Żyjąc całe życie nad morzem, artysta nie mógł nie dać się nasycić jego wzniosłością i wdziękiem i opiewać to piękno w swoich pracach. Obraz „Odessa nocą” został namalowany, jak praktycznie wszystkie inne, z pamięci, na swój sposób oddając cały blask żywiołu morza.
Wzdłuż prawej krawędzi obrazu znajduje się rząd domów słabo oświetlonych światłem księżyca, które stopniowo rozpływa się w morzu. Niezwykłe, jasnożółte światło księżyca oświetla pobliskie przedstawione obiekty, pozwalając widzowi zobaczyć wszystko, co jest wokół. Wielu krytyków pisało, że wcześniej nikt nie był w stanie przekazać światła i wody tak realistycznie i żywo.

Na płótnie widzimy samotny okręt wojenny, przeżywający najrzadsze chwile piękna, którego najprawdopodobniej już nigdy więcej nie zobaczy. Trudności i bitwy zapowiadają wiszące nad nim złowieszcze i groźne chmury.

Opis obrazu Aiwazowskiego Noc na Krymie

Jednym z najbardziej romantycznych dzieł Aiwazowskiego jest Noc na Krymie. Obraz został namalowany przez artystę w 1859 roku.

Księżyc wznoszący się nad górą Ayu-Dag wypełnia otaczający krajobraz urzekającym złotym światłem. Złociste są również zbocza Góry Niedźwiedziej.

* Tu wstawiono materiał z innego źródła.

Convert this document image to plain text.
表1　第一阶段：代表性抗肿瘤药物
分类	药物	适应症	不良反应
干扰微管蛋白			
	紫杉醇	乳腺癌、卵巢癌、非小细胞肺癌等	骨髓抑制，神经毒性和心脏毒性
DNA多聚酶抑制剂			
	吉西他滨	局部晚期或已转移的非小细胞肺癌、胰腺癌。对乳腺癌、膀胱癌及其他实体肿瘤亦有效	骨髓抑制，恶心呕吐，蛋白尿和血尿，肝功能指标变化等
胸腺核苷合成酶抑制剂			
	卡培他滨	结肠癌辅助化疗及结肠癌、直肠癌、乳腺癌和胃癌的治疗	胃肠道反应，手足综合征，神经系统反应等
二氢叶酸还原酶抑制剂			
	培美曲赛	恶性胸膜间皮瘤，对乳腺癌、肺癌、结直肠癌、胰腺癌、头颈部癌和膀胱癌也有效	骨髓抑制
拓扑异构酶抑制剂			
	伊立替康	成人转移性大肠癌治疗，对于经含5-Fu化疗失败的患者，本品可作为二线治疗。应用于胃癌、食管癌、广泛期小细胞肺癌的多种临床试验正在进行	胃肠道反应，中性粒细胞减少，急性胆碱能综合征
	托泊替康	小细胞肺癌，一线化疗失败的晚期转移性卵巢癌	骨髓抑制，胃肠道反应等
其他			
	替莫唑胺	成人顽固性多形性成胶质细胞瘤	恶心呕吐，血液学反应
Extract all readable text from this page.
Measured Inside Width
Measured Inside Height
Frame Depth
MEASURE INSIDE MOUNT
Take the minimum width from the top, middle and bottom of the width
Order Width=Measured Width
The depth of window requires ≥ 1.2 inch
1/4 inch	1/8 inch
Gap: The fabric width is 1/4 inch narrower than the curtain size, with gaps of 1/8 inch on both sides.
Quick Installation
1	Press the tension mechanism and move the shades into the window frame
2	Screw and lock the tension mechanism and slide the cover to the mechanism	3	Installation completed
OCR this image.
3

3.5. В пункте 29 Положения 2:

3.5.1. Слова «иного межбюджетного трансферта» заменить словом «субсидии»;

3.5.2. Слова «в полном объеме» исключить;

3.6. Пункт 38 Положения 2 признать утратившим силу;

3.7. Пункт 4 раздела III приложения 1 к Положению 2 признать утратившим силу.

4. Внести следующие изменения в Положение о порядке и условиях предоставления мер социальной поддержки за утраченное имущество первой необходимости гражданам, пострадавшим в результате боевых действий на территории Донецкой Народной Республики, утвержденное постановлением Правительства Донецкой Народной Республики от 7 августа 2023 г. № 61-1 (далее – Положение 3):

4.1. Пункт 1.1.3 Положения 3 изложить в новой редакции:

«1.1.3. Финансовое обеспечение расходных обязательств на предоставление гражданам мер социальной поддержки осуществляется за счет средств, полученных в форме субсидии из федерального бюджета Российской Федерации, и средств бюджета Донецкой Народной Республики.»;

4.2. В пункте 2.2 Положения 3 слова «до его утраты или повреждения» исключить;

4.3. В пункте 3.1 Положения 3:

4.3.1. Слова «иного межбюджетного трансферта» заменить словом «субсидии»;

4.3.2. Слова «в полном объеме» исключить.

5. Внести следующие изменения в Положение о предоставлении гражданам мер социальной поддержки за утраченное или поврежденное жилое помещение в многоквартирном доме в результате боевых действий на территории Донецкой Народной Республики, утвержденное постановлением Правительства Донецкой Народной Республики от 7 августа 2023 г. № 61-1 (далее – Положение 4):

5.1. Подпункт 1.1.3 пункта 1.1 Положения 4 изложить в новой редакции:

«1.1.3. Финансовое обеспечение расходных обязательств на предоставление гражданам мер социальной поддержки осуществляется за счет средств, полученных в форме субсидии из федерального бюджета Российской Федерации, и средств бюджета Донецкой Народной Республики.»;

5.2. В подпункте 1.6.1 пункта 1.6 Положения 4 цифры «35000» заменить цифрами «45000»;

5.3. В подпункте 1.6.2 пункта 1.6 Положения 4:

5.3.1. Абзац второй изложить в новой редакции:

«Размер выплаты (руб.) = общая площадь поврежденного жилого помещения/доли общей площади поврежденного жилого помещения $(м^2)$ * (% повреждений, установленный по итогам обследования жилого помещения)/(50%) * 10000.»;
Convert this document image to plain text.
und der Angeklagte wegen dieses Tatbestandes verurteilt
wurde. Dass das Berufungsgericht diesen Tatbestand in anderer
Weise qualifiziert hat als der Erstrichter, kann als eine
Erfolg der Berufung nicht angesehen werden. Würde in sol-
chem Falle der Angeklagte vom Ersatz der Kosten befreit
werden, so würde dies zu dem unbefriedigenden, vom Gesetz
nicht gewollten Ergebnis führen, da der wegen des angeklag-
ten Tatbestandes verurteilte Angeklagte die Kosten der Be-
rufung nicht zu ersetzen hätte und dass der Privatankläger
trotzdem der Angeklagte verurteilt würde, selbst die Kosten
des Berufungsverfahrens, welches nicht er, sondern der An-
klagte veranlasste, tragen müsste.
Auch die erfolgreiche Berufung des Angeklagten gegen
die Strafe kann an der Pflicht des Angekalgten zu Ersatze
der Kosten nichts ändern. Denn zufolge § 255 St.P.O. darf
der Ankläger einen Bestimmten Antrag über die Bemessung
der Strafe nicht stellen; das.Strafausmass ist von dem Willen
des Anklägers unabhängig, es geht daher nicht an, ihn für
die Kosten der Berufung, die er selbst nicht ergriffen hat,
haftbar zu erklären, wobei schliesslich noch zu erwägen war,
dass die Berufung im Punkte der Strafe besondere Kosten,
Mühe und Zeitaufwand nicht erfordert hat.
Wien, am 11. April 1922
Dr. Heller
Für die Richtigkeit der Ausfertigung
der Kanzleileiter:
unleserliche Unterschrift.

Aivazovsky uwielbia przedstawiać morze w niesamowitym i szalejącym obrazie, jednak na tym płótnie przedstawiającym niesamowitą noc krymską nic nie zwiastuje kłopotów. Artysta namalował romantyczny pejzaż przedstawiający księżyc w pełni nad wybrzeżem Morza Czarnego. W złotym świetle księżyca w zatoce ledwo widać małe sylwetki statków.